Fa freddo. Fa freddo anche se c’è il sole e la primavera ha coperto di fiori i rami degli alberi. Mi chiedo come stiano ora l’Agapanthus e l’Amaryllis che ho regalato quasi fossero una cauzione, versata in anticipo nel tentativo disperato di raccontare sentimenti che poi il cassiere del tempo avrebbe respinto. L’Amaryllis consegnato un giorno nel corridoio di una scuola e l’Agapanthus entrato tempo dopo nel camerino di un teatro.
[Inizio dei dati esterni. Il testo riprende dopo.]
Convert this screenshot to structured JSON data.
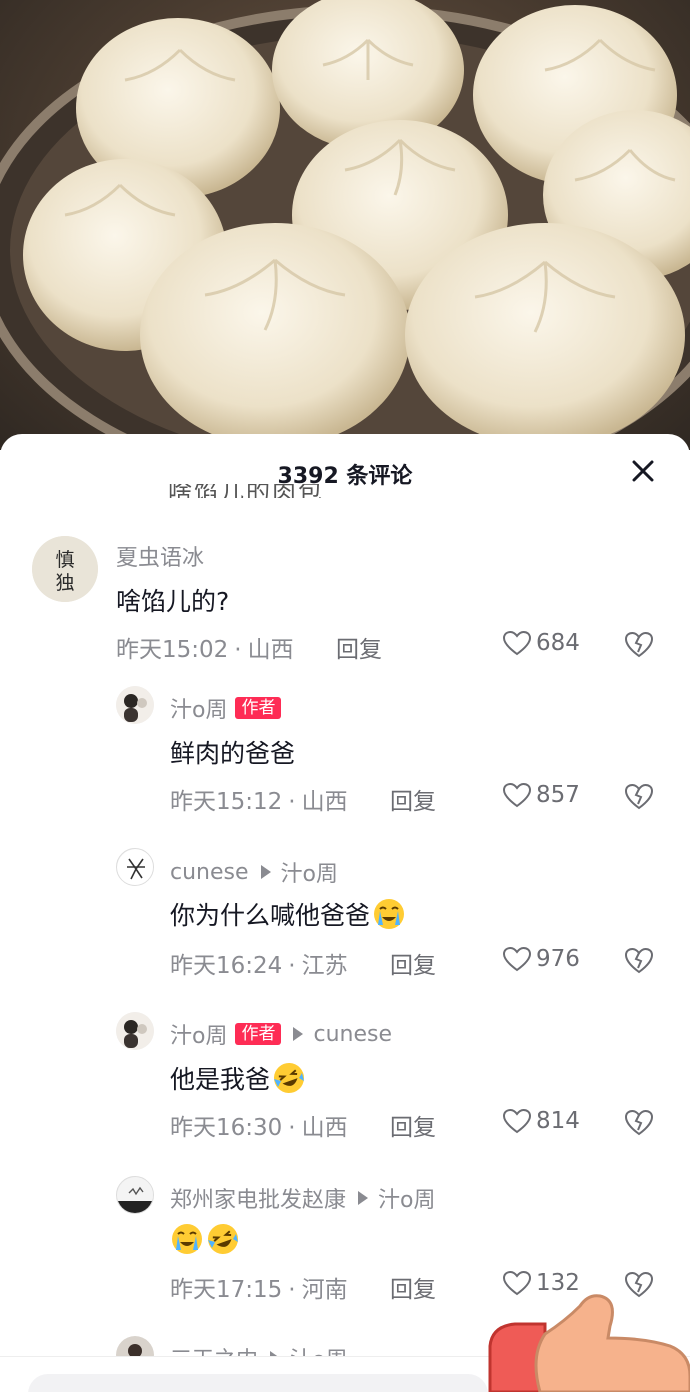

Fa freddo anche se adesso le giornate si sono allungate. Sposto i pochi vasi che ho nella zona del balcone più lontana dall’inverno e controllo che le gemme della Rosa del deserto, messa fuori dopo i tanti mesi passati in cucina, non manifestino segni di sofferenza. Il freddo può bruciare come un sole africano. Nell’angolo più in ombra restano soltanto l’Orgoglio di Madeira, la Scilla Peruviana, e il bulbo del ciclamino selvatico che ancora dorme. Chissà se si sveglierà qui o nella casa dove andrò a vivere. Lì ci sarà lo spazio per veder crescere una nuova foresta.
Fa freddo. Metto le mani nella terra creando il composto giusto di torba e sabbia per la talea di Sedum che ho preso per la strada e intanto penso che in fondo aveva ragione George Harrison. Non c’è bisogno di fare il maestro elementare, siamo comunque tutti dei giardinieri. Capaci o no, consapevoli, attenti, distratti, insensati o disgraziati. Non importa. Tutti guarderemo crescere quello che noi stessi abbiamo piantato.
L’Amaryllis di A. sta una favola, in attesa anche lui della primavera!